Ganzheitlich integriertes Supply Chain Risk Management ist noch eine Seltenheit. Die wenigsten Unternehmen verfügen über Maßnahmenpläne für den Fall plötzlicher Unterbrechungen in ihrer Lieferkette, obwohl Versorgungsengpässe regelmäßig Schäden in Millionenhöhe verursachen. Das zeigt die Studie „Supply Chain Risk Management – Herausforderungen und Status quo“, über die risknet.de berichtet. Der Bundesverband Materialwirtschaft, Einkauf und Logistik (BME) und riskmethods, ein Marktführer im Bereich Supply Chain Risk Management, haben sie zum zweiten Mal durchgeführt.
Die Mehrheit der befragten Firmen (77 Prozent) erlebten in den letzten zwölf Monaten mindestens eine Unterbrechung in der Lieferkette. 37 Prozent berichten von mehr als fünf Störungen, die den Geschäftsablauf beeinträchtigt haben – eine Steigerung von 42 Prozent gegenüber dem Vorjahr. Jede fünfte Lieferkettenunterbrechung hatte bis zu einer Million Euro und mehr Schaden zur Folge.
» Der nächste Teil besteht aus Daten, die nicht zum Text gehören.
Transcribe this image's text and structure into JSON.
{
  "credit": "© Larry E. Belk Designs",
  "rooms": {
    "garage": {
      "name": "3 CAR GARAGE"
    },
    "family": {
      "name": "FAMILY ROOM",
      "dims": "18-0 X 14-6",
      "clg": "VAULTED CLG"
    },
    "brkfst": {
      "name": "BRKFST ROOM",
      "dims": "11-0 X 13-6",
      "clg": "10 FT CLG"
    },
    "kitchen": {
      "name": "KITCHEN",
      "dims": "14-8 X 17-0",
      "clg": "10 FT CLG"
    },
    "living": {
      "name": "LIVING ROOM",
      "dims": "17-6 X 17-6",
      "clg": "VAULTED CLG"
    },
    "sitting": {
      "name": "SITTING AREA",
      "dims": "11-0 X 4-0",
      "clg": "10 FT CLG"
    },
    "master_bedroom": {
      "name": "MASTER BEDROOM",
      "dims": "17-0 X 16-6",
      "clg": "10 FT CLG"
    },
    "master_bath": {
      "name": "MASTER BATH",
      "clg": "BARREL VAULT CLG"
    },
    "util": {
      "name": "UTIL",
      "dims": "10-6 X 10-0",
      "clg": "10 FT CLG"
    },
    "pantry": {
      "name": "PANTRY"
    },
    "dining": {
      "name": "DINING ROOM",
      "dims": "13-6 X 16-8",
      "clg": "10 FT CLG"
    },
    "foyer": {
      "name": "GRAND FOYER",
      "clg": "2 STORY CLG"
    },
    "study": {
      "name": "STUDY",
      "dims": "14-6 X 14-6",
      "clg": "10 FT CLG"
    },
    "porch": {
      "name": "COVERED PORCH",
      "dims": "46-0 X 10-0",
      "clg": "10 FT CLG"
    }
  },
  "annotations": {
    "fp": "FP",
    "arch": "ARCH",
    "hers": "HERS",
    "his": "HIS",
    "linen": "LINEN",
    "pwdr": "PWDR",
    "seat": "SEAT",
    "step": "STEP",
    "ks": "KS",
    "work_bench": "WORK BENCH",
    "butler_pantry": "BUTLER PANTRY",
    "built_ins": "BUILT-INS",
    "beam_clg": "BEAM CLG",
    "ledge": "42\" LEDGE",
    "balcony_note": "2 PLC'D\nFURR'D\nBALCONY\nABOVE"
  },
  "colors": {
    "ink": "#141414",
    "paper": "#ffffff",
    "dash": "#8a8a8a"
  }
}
Trotzdem verfügen erst 24 Prozent (Vorjahr: 20 Prozent) der Unternehmen über systematische Maßnahmenpläne zur Krisenreaktion.
Die wenigsten Unternehmen messen überhaupt den finanziellen Schaden, der durch die Unterbrechung der Lieferkette oder den Ausfall eines Lieferanten entsteht. Nur sieben Prozent bewerten strukturiert Bewertung die Auswirkungen eines Schadens auf Umsatz oder Ergebnis.
Risikomonitoring beschränkt sich meist auf direkte Lieferanten, obwohl Störungen immer häufiger von Sublieferanten verursacht werden. Das meldet inzwischen jedes zweite Unternehmen, 24 Prozent mehr als im Vorjahr. Lediglich 18 Prozent der Befragten überwachen die Sub-Lieferanten. Andere Ursachen von Störungen liegen bei den eigenen Produktionsstätten (28 Prozent) oder logistischen Knotenpunkte wie Häfen oder Flughäfen (20 Prozent).
Überwiegend erfolgt die Risikoüberwachung im Rahmen der Lieferantenanalyse und -bewertung. Indikatoren wie Qualität und Performance (88 Prozent) sowie Finanzkennzahlen und Bonitäten (81 Prozent) stehen dabei im Vordergrund. Frühindikatoren und Veränderungen beim Lieferanten, wie zum Beispiel Managementwechsel oder veränderte Wachstumsprognosen, hat dagegen nur die Hälfte der Unternehmen kontinuierlich auf dem Radar. Cyber-Risiken überwachen gerade einmal 11 Prozent.
„Eine umfassende Rundumsicht sollte nicht nur Einzelinformationen über Lieferanten zusammenführen, sondern auch globale Länder- und Standortrisiken überwachen“, fordert Heiko Schwarz, einer der Gründer und Geschäftsführer von riskmethods. Nur rund ein Drittel der Befragten kümmere sich darum, obwohl Unterbrechungen und Standortrisiken, etwa Naturkatastrophen, Streiks, Brände und Explosionen an Standorten oder Logistikknotenpunkten, oftmals gleich mehrere Lieferanten betreffen.
Eine durchgängige Risikoüberwachung erfordert es, enorme Datenmengen aus dem Internet und aus Datenbanken in Echtzeit auszuwerten. Die meisten Unternehmen lassen die Chancen verfügbarer digitaler Risikomanagement-Lösungen ungenutzt. Nur 34 Prozent der Unternehmen überwachen ihre Risiken automatisiert, 59 Prozent behelfen sich manuell mit Excel-Tabellen oder dem Monitoring von Finanzkennzahlen.
Kein Wunder, dass nur 30 Prozent der Befragten die verfügbaren Risikoinformationen kontinuierlich aktualisieren. Dabei wären automatisierte Systeme in der Lage, anfallende Daten in Echtzeit zu analysieren, auf Relevanz zu filtern und alle Nutzer rund um die Uhr auf dem Laufenden zu halten.